Search code examples
apache-flinkflink-streaming

Apache Flink RocksDB state management


I'm reading 2 kafka topics in the same flink jobs.

  • Stream1: Messages comes from the first topic are saved to rocksdb, then it will union with stream2.
  • Stream2: Messages comes from the second topic are enriched with state saved by stream1, then it will union with the stream1.

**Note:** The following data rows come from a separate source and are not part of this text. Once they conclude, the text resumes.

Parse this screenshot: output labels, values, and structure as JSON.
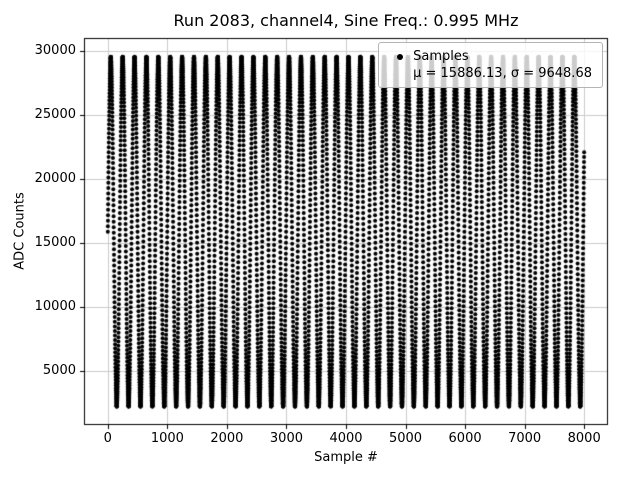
{
  "figure": {
    "title": "Run 2083, channel4, Sine Freq.: 0.995 MHz"
  },
  "chart_data": {
    "type": "scatter",
    "title": "Run 2083, channel4, Sine Freq.: 0.995 MHz",
    "xlabel": "Sample #",
    "ylabel": "ADC Counts",
    "xlim": [
      -400,
      8400
    ],
    "ylim": [
      800,
      31000
    ],
    "xticks": [
      0,
      1000,
      2000,
      3000,
      4000,
      5000,
      6000,
      7000,
      8000
    ],
    "yticks": [
      5000,
      10000,
      15000,
      20000,
      25000,
      30000
    ],
    "grid": true,
    "grid_color": "#cccccc",
    "marker": {
      "shape": "circle",
      "color": "#000000",
      "radius_px": 2
    },
    "legend": {
      "position": "upper right",
      "label": "Samples",
      "stats_label": "μ = 15886.13, σ = 9648.68"
    },
    "series": [
      {
        "name": "Samples",
        "signal": "aliased sine",
        "n_points": 8000,
        "x_start": 0,
        "x_end": 7999,
        "mean": 15886.13,
        "sigma": 9648.68,
        "amplitude": 13645.27,
        "y_min": 2241,
        "y_max": 29531,
        "sine_freq_mhz": 0.995,
        "samples_per_period": 199.6,
        "phase": 0
      }
    ],
    "stats": {
      "mu": 15886.13,
      "sigma": 9648.68
    }
  }
}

Topic1 and topic 2 are different sources but basically the output is the same for two sources. I have to just enrich data come from topic2 with the data come from topic1.

Here is flow;

val stream1 = readKafkaTopic1().keyBy(_.memberId).map(saveMemberDetailsToRocksDB)
val stream2 = readKafkaTopic2().keyBy(_.memberId).map(readMemberDetailsAndEnrich)
stream1.union(stream2).addSink(kafkaProducer)

Here is the questions;

  1. Is that flow good?
  2. Can stream2 access the state that saved by stream1 for the same memberId?

Solution

  • Seems that You should be able to achieve exactly what You want by using KeyedCoProcessFunction. This would like that more or less:

    stream1
    .keyBy(_.memberId)
    .connect(stream2.keyBy(_.memberId))
    .process(new CustomKeyedCoProcessFunction())
    

    This way You could keep the state in single KeyedCoProcessFunction, so You could access that both for stream1 and stream2.

    So, for processElement1 You could do the same thing You are doing inside map for stream1 and in processElement2 You could to the same thing You are doing inside map for stream2.